Let’s be clear, this is a small car, but this interior is larger than the Mercedes-Benz CLA-Class. Up front comfort is adequate in the seats, but they aren’t as supportive as Audi’s larger models. The lower seat cushion is surprisingly short, even with the optional sport seats. It's not what we expected in a European car.
Overall fit and finish is acceptable but the refinement is meeting the minimum one might expect in a premium-brand small car.
Back in the rear seat you’ll find decent space if you don’t have a very tall driver up front. Headroom is on the tight side for anyone 5’10” and above.
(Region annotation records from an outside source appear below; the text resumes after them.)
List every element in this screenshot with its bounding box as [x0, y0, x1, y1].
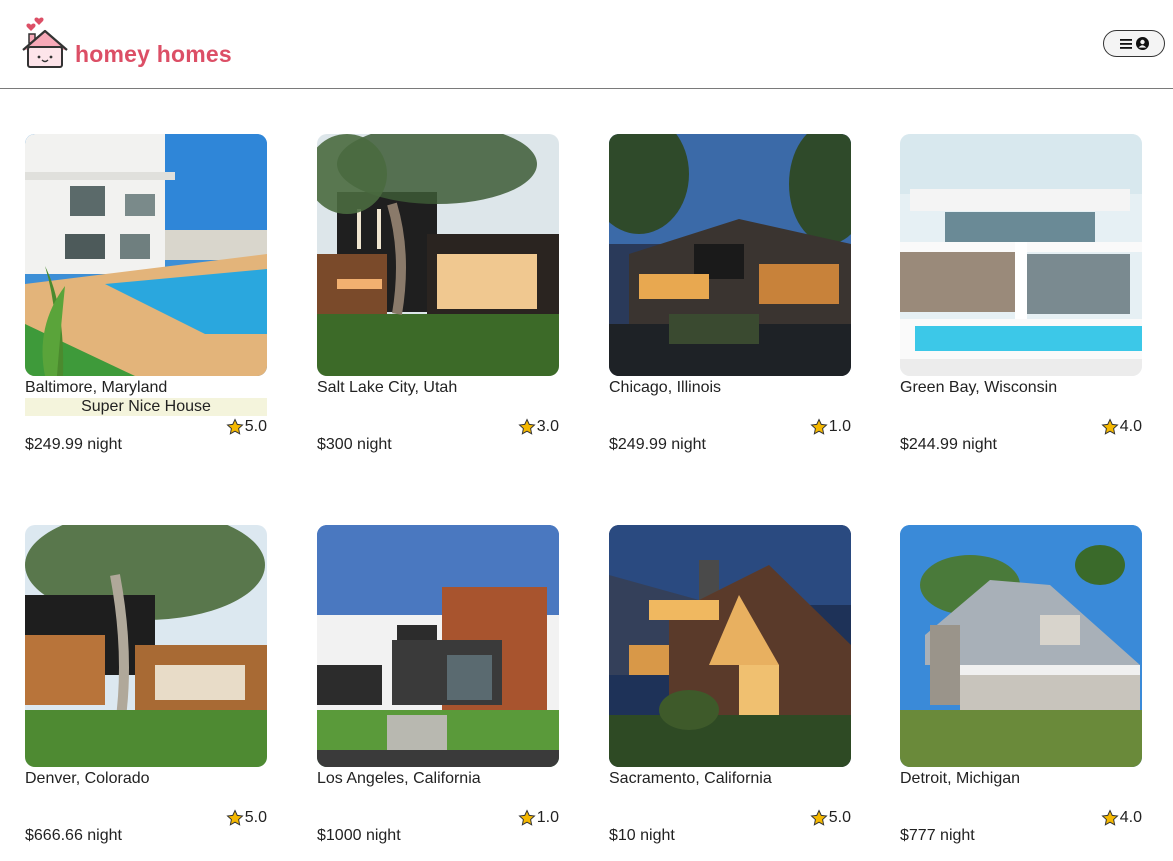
- brand-logo[interactable]: homey homes: [20, 17, 232, 69]
- listing-badge: Super Nice House: [25, 398, 267, 416]
- listing-price: $10 night: [609, 827, 675, 844]
- listing-location: Detroit, Michigan: [900, 770, 1021, 787]
- star-icon: [518, 418, 536, 435]
- listing-card[interactable]: Denver, Colorado 5.0 $666.66 night: [25, 525, 267, 855]
- listing-photo[interactable]: [25, 525, 267, 767]
- listing-card[interactable]: Detroit, Michigan 4.0 $777 night: [900, 525, 1142, 855]
- house-photo: [900, 134, 1142, 376]
- house-photo: [609, 134, 851, 376]
- house-heart-logo-icon: [22, 17, 68, 68]
- listing-price: $666.66 night: [25, 827, 122, 844]
- listing-rating: 4.0: [1101, 418, 1142, 436]
- listing-location: Salt Lake City, Utah: [317, 379, 458, 396]
- listing-rating: 1.0: [810, 418, 851, 436]
- rating-value: 4.0: [1119, 809, 1142, 826]
- rating-value: 4.0: [1119, 418, 1142, 435]
- listing-card[interactable]: Salt Lake City, Utah 3.0 $300 night: [317, 134, 559, 464]
- listing-card[interactable]: Baltimore, Maryland Super Nice House 5.0…: [25, 134, 267, 464]
- listing-location: Baltimore, Maryland: [25, 379, 168, 396]
- user-menu-button[interactable]: [1103, 30, 1165, 57]
- listing-photo[interactable]: [609, 525, 851, 767]
- listing-location: Green Bay, Wisconsin: [900, 379, 1058, 396]
- house-photo: [317, 134, 559, 376]
- star-icon: [1101, 809, 1119, 826]
- listing-price: $1000 night: [317, 827, 401, 844]
- rating-value: 5.0: [244, 418, 267, 435]
- star-icon: [810, 418, 828, 435]
- listing-card[interactable]: Green Bay, Wisconsin 4.0 $244.99 night: [900, 134, 1142, 464]
- hamburger-icon: [1119, 38, 1132, 49]
- star-icon: [226, 809, 244, 826]
- listing-price: $244.99 night: [900, 436, 997, 453]
- listing-location: Chicago, Illinois: [609, 379, 722, 396]
- listing-card[interactable]: Los Angeles, California 1.0 $1000 night: [317, 525, 559, 855]
- listing-price: $777 night: [900, 827, 975, 844]
- listing-price: $249.99 night: [609, 436, 706, 453]
- listing-card[interactable]: Sacramento, California 5.0 $10 night: [609, 525, 851, 855]
- brand-name: homey homes: [75, 40, 232, 67]
- listing-card[interactable]: Chicago, Illinois 1.0 $249.99 night: [609, 134, 851, 464]
- rating-value: 5.0: [828, 809, 851, 826]
- house-photo: [900, 525, 1142, 767]
- listing-photo[interactable]: [900, 525, 1142, 767]
- listing-photo[interactable]: [900, 134, 1142, 376]
- star-icon: [1101, 418, 1119, 435]
- star-icon: [518, 809, 536, 826]
- house-photo: [25, 525, 267, 767]
- listing-rating: 5.0: [810, 809, 851, 827]
- listing-photo[interactable]: [25, 134, 267, 376]
- listing-rating: 1.0: [518, 809, 559, 827]
- star-icon: [226, 418, 244, 435]
- listing-photo[interactable]: [317, 525, 559, 767]
- top-header: homey homes: [0, 0, 1173, 89]
- rating-value: 5.0: [244, 809, 267, 826]
- listing-rating: 3.0: [518, 418, 559, 436]
- rating-value: 1.0: [828, 418, 851, 435]
- listing-price: $300 night: [317, 436, 392, 453]
- listing-rating: 4.0: [1101, 809, 1142, 827]
- listing-rating: 5.0: [226, 418, 267, 436]
- listing-photo[interactable]: [609, 134, 851, 376]
- star-icon: [810, 809, 828, 826]
- listing-location: Los Angeles, California: [317, 770, 481, 787]
- listing-photo[interactable]: [317, 134, 559, 376]
- listing-rating: 5.0: [226, 809, 267, 827]
- listing-location: Sacramento, California: [609, 770, 772, 787]
- user-circle-icon: [1135, 37, 1149, 50]
- house-photo: [609, 525, 851, 767]
- rating-value: 3.0: [536, 418, 559, 435]
- listing-price: $249.99 night: [25, 436, 122, 453]
- rating-value: 1.0: [536, 809, 559, 826]
- listing-location: Denver, Colorado: [25, 770, 150, 787]
- house-photo: [25, 134, 267, 376]
- house-photo: [317, 525, 559, 767]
The A3 arrives in the U.S. in two forms: front-wheel-drive 1.8T models with 170 horsepower and 200 pound-feet of torque, or our test car which was a 2.0T quattro—meaning all-wheel-drive—model with 220 horsepower and 258 pound-feet of torque. Both engines are turbocharged, direct-injected in-line fours connected to Audi’s dual-clutch transmission.
Need more power? There’s the S3 with that 2.0-liter turbo engine rated at 292 horsepower and 280 pound-feet of torque.
In case you missed it, no manual transmission is available in any A3 model at the moment. Sorry America.
Fuel economy rings in at 27 mpg combined whether you get front-wheel drive or all-wheel drive.
From behind the wheel you’ll find an electric power steering system that’s among the best-weighted in the business, with a precision that allows you to place the A3 exactly were you want to in be in your lane. That said, actual road feedback isn’t any more vivid than in most other models, that is to say, it’s a bit dull. The brakes are also precise and easy to modulate.
Safety wise the 2015 A3 has already been named a Top Safety Pick+ by the IIHS and aced all the tests including the tough new small front overlap test. All the safety features you’d expect in a premium vehicle are here and of course, you can spend plenty on optional extras to up the safety quota. You can even get active lane assist and adaptive cruise control in the A3.
Starting from about $30,000 the A3 comes decently equipped with a power driver seat, Bluetooth, and leather upholstery. Our nicely equipped A3 has a sticker price of just over $36,000 and that includes things like heated front seats and the MMI navigation system. Load it up and you’re looking at about $45,000. Want even more power? That S3 starts at just over $41,000. No matter which model you choose or how much you pay you won’t find stuff like a heated steering wheel or cooled seats, options you can now get in a Kia. That’s a bummer in our book.
So what’s the bottom line with the 2015 Audi A3? It puts more pressure on “premium” small sedans, with real prestige in its badge and real potential in their spec sheets.